I’ve made the cgroup change to /etc/nvidia-container-runtime/config.toml
$ cat /etc/nvidia-container-runtime/config.toml
disable-require = false
#swarm-resource = "DOCKER_RESOURCE_GPU"
#accept-nvidia-visible-devices-envvar-when-unprivileged = true
#accept-nvidia-visible-devices-as-volume-mounts = false
[nvidia-container-cli]
#root = "/run/nvidia/driver"
#path = "/usr/bin/nvidia-container-cli"
environment = []
#debug = "/var/log/nvidia-container-toolkit.log"
#ldcache = "/etc/ld.so.cache"
load-kmods = true
#no-cgroups = false
no-cgroups = true
#user = "root:video"
ldconfig = "@/sbin/ldconfig.real"
[nvidia-container-runtime]
#debug = "/var/log/nvidia-container-runtime.log"
#debug = "~/.local/nvidia-container-runtime.log"
#debug = "/tmp/nvidia-container-runtime.log"
This is on Ubuntu 20.04.
Package versions:
$ apt list --installed '*nvidia*'
Listing... Done
libnvidia-cfg1-510/unknown,now 510.47.03-0ubuntu1 amd64 [installed,automatic]
libnvidia-common-510/unknown,now 510.47.03-0ubuntu1 all [installed,automatic]
libnvidia-compute-510/unknown,now 510.47.03-0ubuntu1 amd64 [installed,automatic]
libnvidia-container-tools/bionic,now 1.8.1-1 amd64 [installed,automatic]
libnvidia-container1/bionic,now 1.8.1-1 amd64 [installed,automatic]
libnvidia-decode-510/unknown,now 510.47.03-0ubuntu1 amd64 [installed,automatic]
libnvidia-encode-510/unknown,now 510.47.03-0ubuntu1 amd64 [installed,automatic]
libnvidia-extra-510/unknown,now 510.47.03-0ubuntu1 amd64 [installed,automatic]
libnvidia-fbc1-510/unknown,now 510.47.03-0ubuntu1 amd64 [installed,automatic]
libnvidia-gl-510/unknown,now 510.47.03-0ubuntu1 amd64 [installed,automatic]
nvidia-compute-utils-510/unknown,now 510.47.03-0ubuntu1 amd64 [installed,automatic]
nvidia-container-toolkit/bionic,now 1.8.1-1 amd64 [installed]
nvidia-dkms-510/unknown,now 510.47.03-0ubuntu1 amd64 [installed,automatic]
nvidia-driver-510/unknown,now 510.47.03-0ubuntu1 amd64 [installed,automatic]

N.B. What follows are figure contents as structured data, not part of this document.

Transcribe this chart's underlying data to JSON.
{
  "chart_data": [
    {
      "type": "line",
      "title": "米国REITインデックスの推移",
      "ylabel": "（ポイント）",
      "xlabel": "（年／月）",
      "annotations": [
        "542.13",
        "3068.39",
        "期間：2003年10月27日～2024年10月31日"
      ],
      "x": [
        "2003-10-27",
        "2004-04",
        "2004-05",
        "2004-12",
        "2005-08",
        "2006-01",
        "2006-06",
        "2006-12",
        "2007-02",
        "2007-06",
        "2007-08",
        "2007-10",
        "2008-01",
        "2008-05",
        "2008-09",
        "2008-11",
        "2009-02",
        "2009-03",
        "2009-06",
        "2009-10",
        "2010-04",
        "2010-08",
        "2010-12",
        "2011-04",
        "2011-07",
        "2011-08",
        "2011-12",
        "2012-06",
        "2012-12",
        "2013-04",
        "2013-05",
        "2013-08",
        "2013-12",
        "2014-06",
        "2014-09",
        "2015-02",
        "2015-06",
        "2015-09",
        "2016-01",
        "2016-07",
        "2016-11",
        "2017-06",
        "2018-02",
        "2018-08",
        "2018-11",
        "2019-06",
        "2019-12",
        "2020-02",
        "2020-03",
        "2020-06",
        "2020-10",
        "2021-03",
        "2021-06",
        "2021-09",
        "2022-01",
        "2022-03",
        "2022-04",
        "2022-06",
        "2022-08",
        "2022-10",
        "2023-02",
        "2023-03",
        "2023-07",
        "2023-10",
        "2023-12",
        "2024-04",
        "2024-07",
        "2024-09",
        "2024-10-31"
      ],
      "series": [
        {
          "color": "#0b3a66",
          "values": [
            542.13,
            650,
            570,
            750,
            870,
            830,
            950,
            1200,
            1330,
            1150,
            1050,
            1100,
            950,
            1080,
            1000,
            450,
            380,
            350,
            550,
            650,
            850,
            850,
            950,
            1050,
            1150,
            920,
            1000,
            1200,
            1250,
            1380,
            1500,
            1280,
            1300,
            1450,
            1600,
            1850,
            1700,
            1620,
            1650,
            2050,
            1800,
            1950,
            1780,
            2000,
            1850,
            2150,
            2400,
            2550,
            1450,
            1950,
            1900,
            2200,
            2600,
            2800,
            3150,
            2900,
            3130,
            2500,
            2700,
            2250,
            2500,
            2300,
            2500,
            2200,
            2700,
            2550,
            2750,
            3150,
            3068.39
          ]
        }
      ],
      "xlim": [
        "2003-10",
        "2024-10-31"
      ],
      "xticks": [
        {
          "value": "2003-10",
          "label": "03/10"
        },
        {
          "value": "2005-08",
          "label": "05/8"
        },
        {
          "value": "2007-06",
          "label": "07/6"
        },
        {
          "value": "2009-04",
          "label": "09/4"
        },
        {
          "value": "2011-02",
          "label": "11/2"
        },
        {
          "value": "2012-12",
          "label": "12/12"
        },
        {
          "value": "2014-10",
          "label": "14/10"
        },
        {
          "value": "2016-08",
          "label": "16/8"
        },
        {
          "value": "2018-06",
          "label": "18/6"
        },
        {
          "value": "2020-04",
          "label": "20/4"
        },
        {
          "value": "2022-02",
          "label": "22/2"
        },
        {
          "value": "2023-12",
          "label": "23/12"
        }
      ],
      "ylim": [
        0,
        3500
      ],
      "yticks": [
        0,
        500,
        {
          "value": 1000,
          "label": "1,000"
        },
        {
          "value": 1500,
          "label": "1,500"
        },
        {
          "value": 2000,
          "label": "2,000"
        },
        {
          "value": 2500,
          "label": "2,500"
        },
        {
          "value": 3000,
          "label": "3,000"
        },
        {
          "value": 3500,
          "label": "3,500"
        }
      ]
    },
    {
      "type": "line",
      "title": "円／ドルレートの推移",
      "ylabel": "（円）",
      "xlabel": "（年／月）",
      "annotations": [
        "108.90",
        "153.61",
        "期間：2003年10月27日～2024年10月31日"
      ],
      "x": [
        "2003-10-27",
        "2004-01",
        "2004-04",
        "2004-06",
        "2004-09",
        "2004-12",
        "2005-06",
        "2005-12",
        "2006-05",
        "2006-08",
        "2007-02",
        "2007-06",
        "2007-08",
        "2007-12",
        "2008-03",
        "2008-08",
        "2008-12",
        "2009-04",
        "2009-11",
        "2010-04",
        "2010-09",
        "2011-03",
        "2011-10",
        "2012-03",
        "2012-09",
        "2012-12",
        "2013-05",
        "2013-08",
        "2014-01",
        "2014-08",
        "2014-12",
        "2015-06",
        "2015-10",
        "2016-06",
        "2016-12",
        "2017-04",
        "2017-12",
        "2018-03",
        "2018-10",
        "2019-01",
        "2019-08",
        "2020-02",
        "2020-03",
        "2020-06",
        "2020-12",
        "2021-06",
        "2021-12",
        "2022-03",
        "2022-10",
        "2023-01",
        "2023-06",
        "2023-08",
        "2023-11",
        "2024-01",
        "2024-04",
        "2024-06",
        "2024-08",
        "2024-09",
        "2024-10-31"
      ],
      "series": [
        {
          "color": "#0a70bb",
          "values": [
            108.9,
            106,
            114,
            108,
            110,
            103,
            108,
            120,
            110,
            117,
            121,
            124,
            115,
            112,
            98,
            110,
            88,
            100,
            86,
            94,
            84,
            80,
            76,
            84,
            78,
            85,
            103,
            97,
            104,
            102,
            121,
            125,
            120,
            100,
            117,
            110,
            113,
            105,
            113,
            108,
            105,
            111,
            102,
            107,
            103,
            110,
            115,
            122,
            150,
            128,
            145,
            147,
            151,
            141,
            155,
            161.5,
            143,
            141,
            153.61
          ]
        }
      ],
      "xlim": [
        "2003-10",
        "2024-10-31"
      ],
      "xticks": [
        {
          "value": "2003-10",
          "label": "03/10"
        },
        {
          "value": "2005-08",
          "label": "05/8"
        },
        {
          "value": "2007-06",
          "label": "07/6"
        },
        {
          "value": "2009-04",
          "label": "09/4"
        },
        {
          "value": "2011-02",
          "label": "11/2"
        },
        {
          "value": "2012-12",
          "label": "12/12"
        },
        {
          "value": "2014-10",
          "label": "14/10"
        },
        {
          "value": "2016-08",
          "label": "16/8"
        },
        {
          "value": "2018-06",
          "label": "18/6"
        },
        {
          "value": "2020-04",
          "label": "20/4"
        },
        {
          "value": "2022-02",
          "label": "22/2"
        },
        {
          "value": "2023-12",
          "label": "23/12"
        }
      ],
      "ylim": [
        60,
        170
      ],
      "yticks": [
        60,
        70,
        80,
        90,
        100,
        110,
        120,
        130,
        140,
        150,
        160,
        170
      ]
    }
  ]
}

nvidia-kernel-common-510/unknown,now 510.47.03-0ubuntu1 amd64 [installed,automatic]
nvidia-kernel-source-510/unknown,now 510.47.03-0ubuntu1 amd64 [installed,automatic]
nvidia-modprobe/unknown,now 510.47.03-0ubuntu1 amd64 [installed,automatic]
nvidia-prime/focal-updates,now 0.8.16~0.20.04.1 all [installed,automatic]
nvidia-settings/unknown,now 510.47.03-0ubuntu1 amd64 [installed,automatic]
nvidia-utils-510/unknown,now 510.47.03-0ubuntu1 amd64 [installed,automatic]
xserver-xorg-video-nvidia-510/unknown,now 510.47.03-0ubuntu1 amd64 [installed,automatic]
$ podman --version
podman version 3.4.2
Does anyone know how to resolve this privilege error?